Reputation: 163
df1:
a = c(2, 3, 5, 8, 10, 12)
b = c("NA", "bb", "cc", "aa", "bb", "aa")
c = c("bb", "aa", "bb", "cc", "aa", "aa")
d = c("aa", "cc", "bb", "aa", "aa", "aa")
e = c(TRUE, FALSE, TRUE, FALSE, TRUE, FALSE)
df1 = data.frame(a, b, c, d, e)
df2:
f = c("aa", "bb")
df2 = data.frame(f)
I want to evaluate df1 columns b,c,d to see if the value is not in df2. If it is, then keep the value.
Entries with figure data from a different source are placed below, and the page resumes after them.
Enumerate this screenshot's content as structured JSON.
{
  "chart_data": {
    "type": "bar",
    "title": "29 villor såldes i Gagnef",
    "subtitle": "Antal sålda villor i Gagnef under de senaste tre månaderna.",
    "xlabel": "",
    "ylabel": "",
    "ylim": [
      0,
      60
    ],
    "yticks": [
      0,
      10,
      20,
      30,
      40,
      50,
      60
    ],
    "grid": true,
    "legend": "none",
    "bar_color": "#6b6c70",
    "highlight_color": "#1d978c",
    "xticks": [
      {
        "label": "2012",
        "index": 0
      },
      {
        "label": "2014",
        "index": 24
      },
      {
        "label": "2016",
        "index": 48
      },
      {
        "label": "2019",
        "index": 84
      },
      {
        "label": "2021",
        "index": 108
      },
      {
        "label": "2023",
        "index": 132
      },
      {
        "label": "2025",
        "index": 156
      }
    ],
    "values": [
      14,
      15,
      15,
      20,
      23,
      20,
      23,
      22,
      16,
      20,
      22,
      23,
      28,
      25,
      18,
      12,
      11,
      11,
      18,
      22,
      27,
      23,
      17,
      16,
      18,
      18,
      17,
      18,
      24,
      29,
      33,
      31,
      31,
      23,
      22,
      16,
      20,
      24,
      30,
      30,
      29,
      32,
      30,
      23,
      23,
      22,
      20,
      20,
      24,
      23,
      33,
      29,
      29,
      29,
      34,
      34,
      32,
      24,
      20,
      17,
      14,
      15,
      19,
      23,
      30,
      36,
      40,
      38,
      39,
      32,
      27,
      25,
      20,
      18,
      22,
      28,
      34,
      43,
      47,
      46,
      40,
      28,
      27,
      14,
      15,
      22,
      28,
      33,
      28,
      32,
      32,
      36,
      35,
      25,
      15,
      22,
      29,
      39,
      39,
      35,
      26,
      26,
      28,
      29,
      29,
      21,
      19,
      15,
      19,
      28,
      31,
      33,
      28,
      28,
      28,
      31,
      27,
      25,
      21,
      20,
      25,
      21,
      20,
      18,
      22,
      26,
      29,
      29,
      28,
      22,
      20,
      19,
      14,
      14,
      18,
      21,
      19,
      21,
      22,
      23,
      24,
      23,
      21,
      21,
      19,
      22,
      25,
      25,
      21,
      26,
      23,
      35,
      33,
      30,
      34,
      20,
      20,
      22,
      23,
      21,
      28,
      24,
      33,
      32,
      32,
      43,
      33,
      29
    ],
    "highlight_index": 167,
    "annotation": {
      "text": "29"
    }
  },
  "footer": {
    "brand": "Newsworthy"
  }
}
If it's not then input "Rare". Needs to ignore NAs.
Output:
a b c d e
2 NA bb aa true
3 bb aa rare false
5 rare bb bb true
8 aa rare aa false
10 bb aa aa true
12 aa aa aa false
Upvotes: 3
Views: 73
Reputation: 51592
Make sure that your columns are as.character()
, then (and considering your NA is a string just as you define it)
df1[2:4] <- lapply(df1[2:4], function(i)replace(i, !i %in% c('NA', df2$f), 'rare'))
df1
# a b c d e
#1 2 NA bb aa TRUE
#2 3 bb aa rare FALSE
#3 5 rare bb bb TRUE
#4 8 aa rare aa FALSE
#5 10 bb aa aa TRUE
#6 12 aa aa aa FALSE
Upvotes: 4
Reputation: 7818
Another solution with dplyr
, but it uses where
instead.
library(dplyr) # version >=1.0.0
df1 %>% mutate(across(where(is.character), ~ifelse((. %in% df2$f )| is.na(.), ., "rare")))
#> a b c d e
#> 1 2 <NA> bb aa TRUE
#> 2 3 bb aa rare FALSE
#> 3 5 rare bb bb TRUE
#> 4 8 aa rare aa FALSE
#> 5 10 bb aa aa TRUE
#> 6 12 aa aa aa FALSE
Upvotes: 1
Reputation: 39595
Try this:
library(dplyr)
#Data
a = c(2, 3, 5, 8, 10, 12)
b = c(NA, "bb", "cc", "aa", "bb", "aa")
c = c("bb", "aa", "bb", "cc", "aa", "aa")
d = c("aa", "cc", "bb", "aa", "aa", "aa")
e = c(TRUE, FALSE, TRUE, FALSE, TRUE, FALSE)
df1 = data.frame(a, b, c, d, e, stringsAsFactors = F)
#Data2
f = c("aa", "bb")
df2 = data.frame(f,stringsAsFactors = F)
#Code
df1 %>% mutate(across(c(b:d), ~ ifelse(.%in% df2$f | is.na(.), ., 'rare')))
Output:
a b c d e
1 2 <NA> bb aa TRUE
2 3 bb aa rare FALSE
3 5 rare bb bb TRUE
4 8 aa rare aa FALSE
5 10 bb aa aa TRUE
6 12 aa aa aa FALSE
Upvotes: 3